Gold: Price vs. Production

 

In one of the early issues of this newsletter (November 22, 1999) I had indicated that the annual worldwide gold production, while growing, it undergoes a rather regular oscillation with a period of about 27 years.*  In today’s newsletter issue I will try to relate changes in gold production to changes in its price.

There are contradicting theories about how the price of gold should relate to changes in the level of production. One may argue that availability brings the price down, or alternatively that hikes in price stimulate production. The facts supported by annual data (see Exhibit 3) show evidence of positive correlation between price and production during he first few decades of the 20th century, that is, gold price and world production went up and down more or less in phase. But there is evidence for the reverse during the last few decades of the 20th century.

 

Gold Production and Price

 

Exhibit 3.  Data and general trends for the world production and the price of gold in constant 1998 dollars. The tends, represented by the smooth lines, are exponential fits to the data.
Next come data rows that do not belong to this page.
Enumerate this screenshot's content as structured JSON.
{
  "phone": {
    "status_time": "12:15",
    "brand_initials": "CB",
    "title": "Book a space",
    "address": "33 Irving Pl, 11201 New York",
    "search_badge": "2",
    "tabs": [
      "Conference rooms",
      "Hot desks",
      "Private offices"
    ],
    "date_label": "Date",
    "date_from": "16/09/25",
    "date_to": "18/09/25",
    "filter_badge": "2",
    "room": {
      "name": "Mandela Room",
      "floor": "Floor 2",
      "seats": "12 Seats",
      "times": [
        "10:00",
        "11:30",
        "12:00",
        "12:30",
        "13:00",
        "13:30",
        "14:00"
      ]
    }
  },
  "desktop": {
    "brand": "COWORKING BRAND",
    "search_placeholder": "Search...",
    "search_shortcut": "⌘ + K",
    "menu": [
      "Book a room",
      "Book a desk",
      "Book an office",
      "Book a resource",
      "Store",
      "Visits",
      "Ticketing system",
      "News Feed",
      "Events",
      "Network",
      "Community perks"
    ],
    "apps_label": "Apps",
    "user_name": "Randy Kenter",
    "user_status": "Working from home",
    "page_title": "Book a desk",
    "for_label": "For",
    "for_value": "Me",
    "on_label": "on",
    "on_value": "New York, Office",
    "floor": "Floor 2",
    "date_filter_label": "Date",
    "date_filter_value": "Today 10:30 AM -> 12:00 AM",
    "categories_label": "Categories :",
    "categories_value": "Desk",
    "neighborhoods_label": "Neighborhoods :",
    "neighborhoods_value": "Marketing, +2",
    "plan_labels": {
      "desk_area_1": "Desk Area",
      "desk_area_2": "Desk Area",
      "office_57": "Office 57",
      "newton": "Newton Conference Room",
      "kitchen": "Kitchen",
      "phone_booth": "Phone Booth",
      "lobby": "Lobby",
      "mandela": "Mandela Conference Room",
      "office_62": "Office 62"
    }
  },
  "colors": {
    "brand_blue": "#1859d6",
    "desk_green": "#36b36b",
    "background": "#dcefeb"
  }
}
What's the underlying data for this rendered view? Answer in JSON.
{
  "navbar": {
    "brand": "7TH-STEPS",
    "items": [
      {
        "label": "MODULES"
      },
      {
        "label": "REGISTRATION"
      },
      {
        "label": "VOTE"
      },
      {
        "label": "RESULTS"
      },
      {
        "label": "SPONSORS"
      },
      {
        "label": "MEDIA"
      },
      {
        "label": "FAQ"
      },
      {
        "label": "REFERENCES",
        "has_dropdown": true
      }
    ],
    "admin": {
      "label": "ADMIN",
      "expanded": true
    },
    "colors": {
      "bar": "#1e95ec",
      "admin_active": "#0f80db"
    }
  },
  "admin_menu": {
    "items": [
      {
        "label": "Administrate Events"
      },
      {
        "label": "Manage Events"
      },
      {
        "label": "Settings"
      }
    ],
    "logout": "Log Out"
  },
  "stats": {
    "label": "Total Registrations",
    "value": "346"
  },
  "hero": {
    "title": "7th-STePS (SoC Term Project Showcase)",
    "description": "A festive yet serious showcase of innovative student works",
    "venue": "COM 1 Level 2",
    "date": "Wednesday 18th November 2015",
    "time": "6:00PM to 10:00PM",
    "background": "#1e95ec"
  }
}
Deviations from the trends seem in phase during the first half of the 20th century but out of phase in recent decades.

 

We can extract the cyclical variations around the trends of Exhibit 3. This is done in Exhibit 4 for the production of gold and in Exhibit 5 for the price of gold.

 

 

 

Exhibit 4.  The percent deviation around the trend of world annual production of gold seems rather regular. A decline is expected in the next few years.

 

          A decline in the deviation from the trend does not necessarily mean a decline in the absolute numbers of world production. The trend grows exponentially and therefore a flat production is tantamount to a declining deviation from the trend. However, judging from the regularity of the pattern in the past (Exhibit 3), we are likely to see a decline also in the absolute numbers of annual gold production.

          The deviation of the price movement, however, is in the opposite direction. Exhibit 5 shows that the price of gold has been decreasing (in constant dollars) for more than 20 years. An increase is therefore expected for the years to come.

 

Exhibit 5.  The percent deviation around the trend of the price of gold (in constant ’98 dollars) has been decreasing since 1980; it should be going up for he next few years.

 

          In quantitative terms, the negative correlation between price and production of gold in recent years is comparable in size to the positive correlation seen early in the 20th century. In both cases, however, it is not a strong correlation. Only 40% of what happens to the price can be explained by what happens to the production. The rest obeys other extraneous factors, such as politics, mass psychology, and wars.

          In the present political climate the two components go hand in hand. The price of gold should be increasing on its own at the rate of 15% per year. Helped by a war in Iraq, it could increase significantly faster.



* Interestingly 27 years is half the Kontradieff cycle, which is also the cycle of major worldwide conflicts!